HFHI Launches New PSA Campaign, Ladies’ Home Journal Partnership
New PSA Campaign, Partnership With Ladies' Home Journal Announced
NEW YORK, Nov. 14, 2002--Habitat for Humanity International (HFHI) today launched a series of public service announcements and embarked on a partnership with Ladies' Home Journal as part of a campaign to encourage people to reach across social and economic divides to help those in need of a simple, decent place to live.
Habitat for Humanity's New York City affiliate showcased the release of the new PSAs--HFHI's first public service announcements in six years--while Habitat for Humanity affiliates around the country called on their communities to support local Habitat for Humanity efforts to eliminate poverty housing.
Tony Dow, who portrayed Wally on "Leave It To Beaver," represented the ideal childhood to millions of Americans. Today, Dow, who was on hand for the launch, advocated a better childhood for millions of American children living in poverty.
"'Leave It To Beaver' represents the ideal American family living in a safe and loving home," said Dow. "I want to help Habitat for Humanity make that ideal a reality by ensuring that every child have the opportunity to live and grow in a safe, healthy, loving home."
"Many of us in the United States have been greatly blessed in many ways, and I have learned that there is nothing more rewarding than sharing those blessings with people who are less fortunate," said Millard Fuller, founder and president of Habitat for Humanity International. "At Habitat for Humanity, we are working hard every day to build homes and hope for our children's future and to abolish poverty housing from the face of the earth. We hope our partnership with Ladies' Home Journal and these new public service announcements will encourage people to help us with that goal."
Beginning its partnership with the nonprofit organization, Ladies' Home Journal is embarking on an ambitious project to showcase Habitat for Humanity homeowner families and volunteers in every issue, starting in March 2003, to tie in with the magazine's debut of its "Heart, Home and Family" positioning and redesign. The magazine hopes to sponsor a Habitat home and Ladies' Home Journal staff will help to build the house in the New York City area in 2003. In addition, Ladies' Home Journal will invite its readers to join the magazine in helping people in their communities by volunteering with or donating to Habitat for Humanity.
"Habitat's mission and success is an inspiration--empowering and enabling families to live their own American dream of home ownership, with all the practical and spiritual value that adds to their lives," said Diane Salvatore, editor-in-chief of Ladies' Home Journal. "Ladies' Home Journal readers will be enriched by reading the monthly feature focusing on a family moving into a Habitat for Humanity home, as well as by stories of the volunteers who helped get them there.
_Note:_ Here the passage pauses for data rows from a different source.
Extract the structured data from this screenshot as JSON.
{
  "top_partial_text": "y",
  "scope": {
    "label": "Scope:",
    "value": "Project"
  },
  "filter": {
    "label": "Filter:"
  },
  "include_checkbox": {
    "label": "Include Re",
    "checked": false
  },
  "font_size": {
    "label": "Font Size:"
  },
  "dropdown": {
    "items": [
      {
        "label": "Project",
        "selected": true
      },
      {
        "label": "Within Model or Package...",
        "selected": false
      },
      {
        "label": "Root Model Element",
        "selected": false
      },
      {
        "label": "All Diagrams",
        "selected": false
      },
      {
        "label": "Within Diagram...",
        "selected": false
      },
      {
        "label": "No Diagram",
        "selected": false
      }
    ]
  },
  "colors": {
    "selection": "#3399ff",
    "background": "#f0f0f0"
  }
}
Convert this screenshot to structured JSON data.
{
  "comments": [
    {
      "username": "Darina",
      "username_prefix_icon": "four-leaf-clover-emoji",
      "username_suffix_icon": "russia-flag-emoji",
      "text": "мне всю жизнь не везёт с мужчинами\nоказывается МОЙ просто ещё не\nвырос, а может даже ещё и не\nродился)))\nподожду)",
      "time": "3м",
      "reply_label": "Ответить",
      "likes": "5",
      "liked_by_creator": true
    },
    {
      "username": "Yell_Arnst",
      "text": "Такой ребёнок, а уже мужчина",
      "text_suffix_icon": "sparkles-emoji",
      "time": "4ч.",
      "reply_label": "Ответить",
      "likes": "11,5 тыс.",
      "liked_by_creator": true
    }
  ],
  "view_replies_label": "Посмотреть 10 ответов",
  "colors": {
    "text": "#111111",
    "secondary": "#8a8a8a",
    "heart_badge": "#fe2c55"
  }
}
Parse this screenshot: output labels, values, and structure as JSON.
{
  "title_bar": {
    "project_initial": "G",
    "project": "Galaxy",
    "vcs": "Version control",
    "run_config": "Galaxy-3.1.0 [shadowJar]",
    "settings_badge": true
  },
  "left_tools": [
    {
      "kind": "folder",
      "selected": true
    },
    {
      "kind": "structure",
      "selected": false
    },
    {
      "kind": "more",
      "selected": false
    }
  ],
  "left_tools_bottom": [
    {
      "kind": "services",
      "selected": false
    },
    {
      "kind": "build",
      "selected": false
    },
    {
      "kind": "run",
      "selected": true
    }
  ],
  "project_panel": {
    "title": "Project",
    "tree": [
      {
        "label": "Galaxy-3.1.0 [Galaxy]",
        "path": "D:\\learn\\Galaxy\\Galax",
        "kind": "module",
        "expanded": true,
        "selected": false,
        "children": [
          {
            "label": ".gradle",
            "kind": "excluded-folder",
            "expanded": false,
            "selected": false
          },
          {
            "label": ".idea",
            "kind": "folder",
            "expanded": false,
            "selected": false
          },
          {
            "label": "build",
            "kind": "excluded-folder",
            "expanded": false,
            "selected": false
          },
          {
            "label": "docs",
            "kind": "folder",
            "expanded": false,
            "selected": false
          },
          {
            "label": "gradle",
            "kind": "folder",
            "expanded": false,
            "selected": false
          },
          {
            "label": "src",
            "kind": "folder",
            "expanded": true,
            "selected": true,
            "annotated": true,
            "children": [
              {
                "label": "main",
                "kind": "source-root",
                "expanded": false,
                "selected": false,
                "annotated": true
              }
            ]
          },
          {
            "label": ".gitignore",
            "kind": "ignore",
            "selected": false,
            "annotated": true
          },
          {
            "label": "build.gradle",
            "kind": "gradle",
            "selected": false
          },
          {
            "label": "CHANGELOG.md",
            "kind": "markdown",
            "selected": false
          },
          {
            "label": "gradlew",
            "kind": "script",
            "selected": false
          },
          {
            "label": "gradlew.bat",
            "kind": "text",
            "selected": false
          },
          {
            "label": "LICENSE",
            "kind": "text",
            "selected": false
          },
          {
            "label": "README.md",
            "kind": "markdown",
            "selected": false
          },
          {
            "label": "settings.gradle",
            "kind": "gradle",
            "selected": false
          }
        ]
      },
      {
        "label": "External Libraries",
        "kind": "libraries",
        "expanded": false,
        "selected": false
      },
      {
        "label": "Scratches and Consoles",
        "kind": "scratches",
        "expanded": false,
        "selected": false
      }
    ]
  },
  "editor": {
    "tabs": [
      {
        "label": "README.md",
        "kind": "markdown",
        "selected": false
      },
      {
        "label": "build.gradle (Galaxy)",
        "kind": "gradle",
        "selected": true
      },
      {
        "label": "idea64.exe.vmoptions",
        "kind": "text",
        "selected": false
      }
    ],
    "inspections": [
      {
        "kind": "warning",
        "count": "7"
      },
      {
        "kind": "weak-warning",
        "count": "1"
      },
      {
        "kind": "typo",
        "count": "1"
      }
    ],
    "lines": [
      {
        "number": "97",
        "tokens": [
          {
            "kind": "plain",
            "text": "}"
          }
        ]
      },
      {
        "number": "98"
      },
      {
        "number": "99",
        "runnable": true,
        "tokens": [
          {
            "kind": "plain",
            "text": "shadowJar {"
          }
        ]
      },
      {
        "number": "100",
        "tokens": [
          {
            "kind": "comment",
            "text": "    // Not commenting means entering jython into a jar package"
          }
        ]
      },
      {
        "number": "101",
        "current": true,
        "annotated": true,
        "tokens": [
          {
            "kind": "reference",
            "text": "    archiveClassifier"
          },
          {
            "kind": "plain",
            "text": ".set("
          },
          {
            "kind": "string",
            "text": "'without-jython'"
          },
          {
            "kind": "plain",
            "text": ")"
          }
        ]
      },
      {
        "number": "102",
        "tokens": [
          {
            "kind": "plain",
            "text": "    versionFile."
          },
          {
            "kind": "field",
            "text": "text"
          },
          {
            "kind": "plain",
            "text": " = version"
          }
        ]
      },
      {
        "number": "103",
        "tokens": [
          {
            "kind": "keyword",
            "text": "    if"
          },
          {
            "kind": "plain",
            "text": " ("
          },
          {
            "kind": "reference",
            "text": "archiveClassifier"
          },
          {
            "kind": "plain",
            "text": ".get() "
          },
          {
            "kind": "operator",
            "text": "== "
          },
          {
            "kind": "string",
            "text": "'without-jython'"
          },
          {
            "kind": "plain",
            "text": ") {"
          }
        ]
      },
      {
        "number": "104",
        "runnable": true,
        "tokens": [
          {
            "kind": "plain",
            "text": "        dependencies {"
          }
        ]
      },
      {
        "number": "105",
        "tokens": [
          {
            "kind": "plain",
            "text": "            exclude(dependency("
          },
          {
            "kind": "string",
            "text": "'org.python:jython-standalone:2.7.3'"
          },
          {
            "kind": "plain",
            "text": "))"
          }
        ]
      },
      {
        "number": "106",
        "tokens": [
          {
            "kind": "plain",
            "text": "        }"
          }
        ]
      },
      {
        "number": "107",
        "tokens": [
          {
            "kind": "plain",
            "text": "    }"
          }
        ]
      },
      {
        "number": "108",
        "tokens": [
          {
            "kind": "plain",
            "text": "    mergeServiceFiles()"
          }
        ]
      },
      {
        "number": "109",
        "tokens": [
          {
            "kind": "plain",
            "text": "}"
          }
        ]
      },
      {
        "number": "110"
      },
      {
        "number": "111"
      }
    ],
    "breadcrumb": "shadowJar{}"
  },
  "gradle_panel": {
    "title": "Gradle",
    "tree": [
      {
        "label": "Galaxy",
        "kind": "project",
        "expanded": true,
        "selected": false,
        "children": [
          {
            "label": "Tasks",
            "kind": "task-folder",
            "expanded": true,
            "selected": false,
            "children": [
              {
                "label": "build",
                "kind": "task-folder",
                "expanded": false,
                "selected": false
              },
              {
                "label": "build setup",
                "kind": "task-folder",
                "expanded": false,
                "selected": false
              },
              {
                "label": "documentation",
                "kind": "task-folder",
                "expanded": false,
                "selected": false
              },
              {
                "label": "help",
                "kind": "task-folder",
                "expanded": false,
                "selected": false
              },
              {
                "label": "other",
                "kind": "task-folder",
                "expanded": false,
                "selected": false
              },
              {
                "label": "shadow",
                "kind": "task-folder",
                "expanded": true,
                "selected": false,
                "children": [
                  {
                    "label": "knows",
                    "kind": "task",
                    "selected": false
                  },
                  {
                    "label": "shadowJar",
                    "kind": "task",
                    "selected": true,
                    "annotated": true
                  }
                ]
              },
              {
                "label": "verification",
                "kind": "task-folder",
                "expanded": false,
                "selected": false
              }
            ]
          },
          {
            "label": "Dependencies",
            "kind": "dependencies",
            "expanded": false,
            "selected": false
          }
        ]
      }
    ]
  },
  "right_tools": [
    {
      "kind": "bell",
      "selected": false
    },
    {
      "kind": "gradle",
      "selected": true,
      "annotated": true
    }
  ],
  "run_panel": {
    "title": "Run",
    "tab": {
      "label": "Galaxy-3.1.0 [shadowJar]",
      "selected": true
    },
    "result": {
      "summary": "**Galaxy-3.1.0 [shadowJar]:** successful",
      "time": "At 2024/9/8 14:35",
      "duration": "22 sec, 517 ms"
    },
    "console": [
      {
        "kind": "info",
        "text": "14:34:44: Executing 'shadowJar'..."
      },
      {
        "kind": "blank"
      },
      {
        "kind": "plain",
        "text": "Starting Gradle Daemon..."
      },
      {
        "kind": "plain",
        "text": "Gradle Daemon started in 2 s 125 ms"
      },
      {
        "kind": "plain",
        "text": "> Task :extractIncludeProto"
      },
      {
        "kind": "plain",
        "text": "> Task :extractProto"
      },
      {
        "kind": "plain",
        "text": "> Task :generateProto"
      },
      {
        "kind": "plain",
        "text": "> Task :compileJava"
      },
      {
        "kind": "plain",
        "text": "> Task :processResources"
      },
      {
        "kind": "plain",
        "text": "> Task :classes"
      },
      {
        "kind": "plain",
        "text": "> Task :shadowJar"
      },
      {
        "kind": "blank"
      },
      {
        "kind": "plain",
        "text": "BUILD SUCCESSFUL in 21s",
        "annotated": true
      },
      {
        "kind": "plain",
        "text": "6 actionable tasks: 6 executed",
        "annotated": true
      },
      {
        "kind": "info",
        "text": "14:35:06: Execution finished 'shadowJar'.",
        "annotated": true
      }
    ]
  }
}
Going forward, we fully expect that our readers will be active participants in building Ladies' Home Journal-Habitat homes around the country."
According to a U.S. Census Bureau demographics survey in June 2001, more than 34 million Americans are living in a state of poverty. The official poverty threshold for a family of four, as defined by the federal government, is $18,104 and statistics show that one in six children in the United States--about 12 million children--currently live in poverty. In New York City, that statistic increases to one in four children.
Habitat for Humanity's first PSA, "Cycle of Poverty," brings those statistics to life by showing six children playing on a merry-go-round. The sixth child turns to go home and, instead of going to a tenement or shack, runs inside her Habitat for Humanity house. She illustrates that the cycle of poverty in the United States can end with the help of Habitat for Humanity volunteers and donors. (This public service announcement is available in both English and Spanish.)
The second public service announcement incorporates scenes from some of our favorite television families. Viewers will see the Cleavers from "Leave It To Beaver," the Howells from "Gilligan's Island," and the Huxtables from "The Cosby Show," followed by a Habitat for Humanity family on their front porch. This PSA explains that a house brings a family together, and that Habitat for Humanity brings families hope for a brighter future.
Founded in December 1883, Ladies' Home Journal magazine has been inspiring, informing and entertaining women for 119 years. Published monthly by Meredith Corporation (NYSE: MDP). Ladies' Home Journal has a circulation of 4.1 million and a readership of 14.5 million.
Habitat for Humanity International is consistently named one of the top nonprofit organizations in the nation. For more information about Habitat for Humanity International, log on to http://www.habitat.org/. For more information about children's poverty in your area, log on to http://www.census.gov.
Habitat for Humanity International is an ecumenical Christian ministry dedicated to eliminating poverty housing. Founded by Millard Fuller, along with his wife, Linda, Habitat for Humanity International and its affiliates in more than 3,000 communities in 83 nations have built and sold more than 125,000 homes to partner families with no-profit, zero-interest mortgages.